To fans, Disney entertainment is consistently wholesome and family friendly. It promises cute animals, catchy songs, and happy endings and it always delivers.


To cynical detractors (like me), Disney entertainment is bland, manipulative fluff. To be fair, I never saw “The Lion King” like the rest of my classmates. By that age I was already more interested in Woody Allen and Stanley Kubrick.


That probably made me a weird kid. I also think it made me a less nostalgic adult, with more sophisticated taste in art and film and comedy.


It probably made me more morbid. But that’s the price I have to pay, I guess. I saw “The Little Mermaid” and I saw “Dr. Strangelove.” Even at age 12, I knew that “Dr. Strangelove” was a much better movie.


As you can tell, I don’t care for Walt Disney, and not just because he may have been a Nazi sympathizer.


“Saving Mr. Banks” has a very different perspective on Walt Disney.

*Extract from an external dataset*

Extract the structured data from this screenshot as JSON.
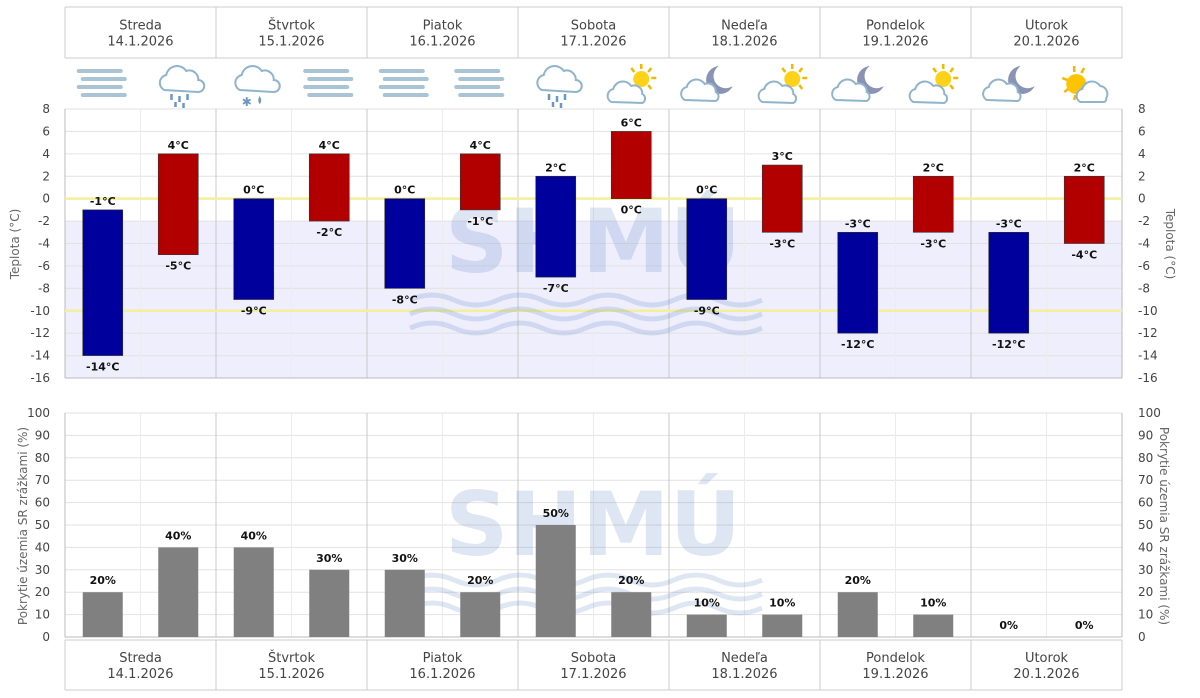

The film defends both the man and the cultural value of his movies.


The story takes place in 1961. An energetic middle aged Walt Disney (Tom Hanks) has invited cantankerous British author P. L. Travers (Emma Thompson) to Los Angeles. Disney’s goal is to convince her to sell him the film rights to her beloved children’s book “Mary Poppins.”


“Saving Mr. Banks” is a classic “A Christmas Carol”-style drama, where an angry old curmudgeon slowly goes from being a Grinch to being a Disney fan. At first Travers says “no” to every idea that Walt throws at her. No animation. No Dick Van Dyke. No songs!


But, eventually, inevitably, Travers’s icy heart melts and she agrees to give Disney the film rights. “Saving Mr. Banks” is basically a good movie; it’s always nice to watch a mean, bitter character have a change of heart.


The ending is predictable and cheesy. But Travers makes some terrific arguments about why Disney movies are poisonous to the minds of children along the way.


“Where’s the gravitas? Where’s the reality? Where’s the heart?!” Travers passionately asks Disney. Exactly, Ms. Travers! I don’t agree with the notion that sheltering kids from darkness and truth and death will make them happier or more well-adjusted adults.


I like a happy ending as much as the next guy. But I also want some violence, profanity, nudity, and intellectual stimulation along the way.


Long story short: Disney movies are garbage. “Saving Mr. Banks” is pretty good, though.